Conor Kearns
- Birth name: Conor Kearns
- Date of birth: 12 March 1993 (age 32)
- Place of birth: San Francisco, California, United States
- Height: 1.88 m (6 ft 2 in)
- Weight: 94 kg (14 st 11 lb; 207 lb)
- School: Glenstal Abbey School
- University: Trinity College Dublin University of Oxford

Rugby union career
- Position(s): Wing, Centre, Fly-half

Amateur team(s)
- Years: Team / Apps / (Points)
- –: Old Crescent /  / ()
- 2011–2016: Dublin University Football Club /  / ()
- 2016: Munster A / 1 / ()
- 2017–2018: Oxford University RFC /  / ()

Senior career
- Years: Team / Apps / (Points)
- 2018–2019: San Diego Legion / 15 / (5)
- Correct as of 25 February 2021

International career
- Years: Team / Apps / (Points)
- 2013: United States U20 / 5 / (0)
- 2016: Collegiate All-Americans / 3
- 2016: Irish Universities / 1
- 2018: USA Selects / 3 / (0)
- Correct as of 25 February 2021

= Conor Kearns (rugby union) =

Irish-American rugby union player

Conor Kearns (born March 12, 1993) is an Irish-American rugby union player who last played wing, fullback and fly-half for the San Diego Legion, the USA under-20's and the USA Selects.

==Early life==
Kearns was born in San Francisco to Irish parents originally from Dublin.

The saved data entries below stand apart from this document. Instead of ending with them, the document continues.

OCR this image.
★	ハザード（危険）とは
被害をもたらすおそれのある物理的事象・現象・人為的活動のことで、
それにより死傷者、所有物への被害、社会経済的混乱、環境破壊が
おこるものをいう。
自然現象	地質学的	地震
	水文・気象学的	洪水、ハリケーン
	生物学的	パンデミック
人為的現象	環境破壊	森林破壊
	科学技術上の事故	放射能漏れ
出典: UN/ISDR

When Kearns was still a child the family moved to Limerick where he would grow up playing with Old Crescent.

==University==
Kearns completed a degree in Molecular Medicine and Immunology at Trinity College and competed with the university's rugby club in the AIL league. He went on to pursue a Master's in Pharmacology at the University of Oxford, where he also played for the rugby club in the famed Varsity match against Cambridge. Kearns captained the team in their 20–10 defeat to Cambridge at Twickenham in 2017. He also took part in their 38–16 victory in the 2018 Varsity Match. Kearns made an appearance for the Munster A side against the Ireland under-20s in April 2016.

==Major League Rugby==
Kearns played on the wing in San Diego's 23–26 loss to Seattle in the 2019 Major League Rugby final.

==International==
Kearns played five matches for the USA under-20's at the 2013 IRB Junior World Championship. Kearns also competed for the Irish Universities team in a 2016 match against an England Students side. Kearns was selected for the All-Americans three match tour of Australia in 2016, where he served as the team's starting fly-half in two of their three matches. Kearns made three appearances for the USA Selects during the 2018 Americas Pacific Challenge.